J’ajoute, ayant un peu lu l’ésotérique littérature des pédagogues officiels, que non seulement l’institution n’a plus envie ni besoin que les enseignants soient des hommes de science, mais craint comme la peste qu’ils le soient. Car, comme l’a écrit jadis un de leurs maîtres à penser, Louis Legrand, s’ils étaient savants, ils voudraient inconsciemment communiquer à leurs élèves ces savoirs qu’ils possèdent, et ils s’impatienteraient  des lenteurs et difficultés de certains élèves, qu’ils intimideraient. Cela bloquerait dans l’œuf le processus d’auto-engendrement miraculeux des savoirs que le bric-à-brac pédagogique est censé déclencher. Donc, pour être sûrs que les enseignants ne seront pas tentés, comme dans l’« école de papa », de faire de vrais cours où ils transmettraient patiemment et méthodiquement ce qu’ils savent, les puissants esprits qui dirigent le Ministère ont jugé que le mieux était de s’assurer, dès le départ, qu’ils ne savent rien. Tel est le sens trop aisément déchiffrable de la réforme du CAPES. Il s’agit, encore et toujours, d’aller dans le sens de l’idéologie. Il s’agit de permettre que l’école reste unique.

En résumé, la vieille École recherchait des enseignants épris d’idéal, et cette exigence même séduisait les candidats potentiels. La nouvelle ne leur demande que du conformisme idéologique et de la sueur. Il ne faut pas s’étonner que les sergents recruteurs s’époumonent en vain. Cette désaffection durera aussi longtemps que l’enseignement ne sera pas restauré dans sa vraie vocation et dans ses vraies méthodes.

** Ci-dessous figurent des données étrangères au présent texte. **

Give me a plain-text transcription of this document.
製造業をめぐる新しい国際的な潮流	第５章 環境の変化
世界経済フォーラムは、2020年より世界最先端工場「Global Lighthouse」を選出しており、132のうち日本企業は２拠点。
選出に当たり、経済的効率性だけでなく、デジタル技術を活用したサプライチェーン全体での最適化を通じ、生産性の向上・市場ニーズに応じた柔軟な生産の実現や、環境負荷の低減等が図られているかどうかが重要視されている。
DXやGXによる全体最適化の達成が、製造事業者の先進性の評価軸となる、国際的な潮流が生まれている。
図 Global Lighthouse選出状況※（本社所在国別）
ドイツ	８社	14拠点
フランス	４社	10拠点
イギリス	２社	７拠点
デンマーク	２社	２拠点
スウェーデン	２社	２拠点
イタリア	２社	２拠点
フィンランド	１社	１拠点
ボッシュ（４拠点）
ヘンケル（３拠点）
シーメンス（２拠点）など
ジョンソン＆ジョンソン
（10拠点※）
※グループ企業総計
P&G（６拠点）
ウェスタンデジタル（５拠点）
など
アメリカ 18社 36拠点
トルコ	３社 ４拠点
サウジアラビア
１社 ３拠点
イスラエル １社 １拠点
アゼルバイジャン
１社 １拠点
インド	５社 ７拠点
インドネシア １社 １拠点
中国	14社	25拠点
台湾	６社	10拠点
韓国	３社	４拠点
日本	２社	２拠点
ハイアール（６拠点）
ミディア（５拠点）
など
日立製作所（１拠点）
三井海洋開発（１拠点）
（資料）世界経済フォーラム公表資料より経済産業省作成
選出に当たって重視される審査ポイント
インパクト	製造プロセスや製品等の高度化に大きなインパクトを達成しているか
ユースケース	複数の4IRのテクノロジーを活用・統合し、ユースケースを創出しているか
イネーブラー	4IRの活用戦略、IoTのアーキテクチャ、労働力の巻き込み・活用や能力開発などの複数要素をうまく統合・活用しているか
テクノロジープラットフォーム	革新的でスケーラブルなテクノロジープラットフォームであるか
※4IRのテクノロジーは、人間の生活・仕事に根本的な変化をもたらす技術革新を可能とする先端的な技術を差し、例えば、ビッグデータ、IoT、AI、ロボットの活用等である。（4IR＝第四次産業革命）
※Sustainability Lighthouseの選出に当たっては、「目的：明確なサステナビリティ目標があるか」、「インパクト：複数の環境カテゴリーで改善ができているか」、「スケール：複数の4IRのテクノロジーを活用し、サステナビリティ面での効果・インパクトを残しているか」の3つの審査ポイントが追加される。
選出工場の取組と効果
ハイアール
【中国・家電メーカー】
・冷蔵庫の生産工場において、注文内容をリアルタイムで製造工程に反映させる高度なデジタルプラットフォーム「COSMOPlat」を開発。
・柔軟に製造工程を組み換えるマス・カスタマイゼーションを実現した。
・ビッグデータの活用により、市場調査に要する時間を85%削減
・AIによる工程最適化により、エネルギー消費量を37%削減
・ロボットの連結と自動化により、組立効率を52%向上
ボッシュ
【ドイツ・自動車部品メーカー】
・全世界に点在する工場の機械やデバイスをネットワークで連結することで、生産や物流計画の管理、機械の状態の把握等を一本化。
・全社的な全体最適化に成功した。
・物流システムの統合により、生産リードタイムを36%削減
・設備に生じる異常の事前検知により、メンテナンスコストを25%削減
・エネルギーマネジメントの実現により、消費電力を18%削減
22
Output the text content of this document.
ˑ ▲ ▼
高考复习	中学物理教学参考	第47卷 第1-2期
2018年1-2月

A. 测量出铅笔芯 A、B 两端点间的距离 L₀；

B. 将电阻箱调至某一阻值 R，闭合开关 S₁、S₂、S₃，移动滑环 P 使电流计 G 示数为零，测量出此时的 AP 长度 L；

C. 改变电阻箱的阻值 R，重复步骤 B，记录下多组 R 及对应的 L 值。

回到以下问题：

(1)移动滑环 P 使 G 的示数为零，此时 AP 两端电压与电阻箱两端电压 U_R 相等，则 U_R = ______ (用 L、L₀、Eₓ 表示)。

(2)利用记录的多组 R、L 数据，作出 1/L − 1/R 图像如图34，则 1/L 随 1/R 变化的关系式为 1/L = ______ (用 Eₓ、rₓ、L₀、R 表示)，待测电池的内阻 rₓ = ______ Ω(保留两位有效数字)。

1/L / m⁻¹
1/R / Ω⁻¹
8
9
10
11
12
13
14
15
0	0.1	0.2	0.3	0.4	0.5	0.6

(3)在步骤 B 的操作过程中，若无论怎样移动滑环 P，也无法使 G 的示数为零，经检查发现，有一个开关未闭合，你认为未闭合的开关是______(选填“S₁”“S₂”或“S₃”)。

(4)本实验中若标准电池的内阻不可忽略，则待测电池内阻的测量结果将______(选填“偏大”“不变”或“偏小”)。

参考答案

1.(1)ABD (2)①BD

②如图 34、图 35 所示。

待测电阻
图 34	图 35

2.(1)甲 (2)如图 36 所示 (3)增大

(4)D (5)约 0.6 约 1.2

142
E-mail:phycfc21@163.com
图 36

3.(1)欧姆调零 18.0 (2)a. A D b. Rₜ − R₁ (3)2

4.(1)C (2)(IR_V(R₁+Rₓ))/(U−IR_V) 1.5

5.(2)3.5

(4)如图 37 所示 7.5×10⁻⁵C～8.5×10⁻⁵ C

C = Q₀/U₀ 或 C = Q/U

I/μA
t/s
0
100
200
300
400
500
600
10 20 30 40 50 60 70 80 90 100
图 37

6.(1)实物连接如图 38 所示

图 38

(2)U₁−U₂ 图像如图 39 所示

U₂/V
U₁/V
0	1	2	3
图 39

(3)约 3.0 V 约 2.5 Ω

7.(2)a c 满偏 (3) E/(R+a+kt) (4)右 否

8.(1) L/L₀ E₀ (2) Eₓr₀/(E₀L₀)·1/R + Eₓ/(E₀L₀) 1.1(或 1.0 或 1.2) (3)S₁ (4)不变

Pour notre part, à l’École professorale de Paris, nous sommes bien trop petits et modestes pour songer à bousculer si peu que ce soit le stupide et vacillant Mammouth. Nous nous contentons d’être bons musiciens. Notre petit orchestre joue juste en ce qu’il privilégie, lui, sans compromis ni défaillances, l’acquisition des compétences académiques, avec des étudiants dont nous savons, pour les connaître de près, qu’ils ont la vocation d’être vraiment des professeurs, comme nous l’avions à leur âge. Nous pouvons donc escompter que, lorsque le grand orchestre de l’Éducation nationale aura pris conscience  qu’il est décidément désaccordé et cacophonique, il viendra reprendre le la à notre camerata et regardera par-dessus nos épaules comment nous nous y sommes pris depuis des années pour former des professeurs dignes de ce nom. Cette fonction de témoignage est notre raison d’être. Nous tenons la lampe allumée, dans l’attente d’une renaissance qui ne saurait tarder.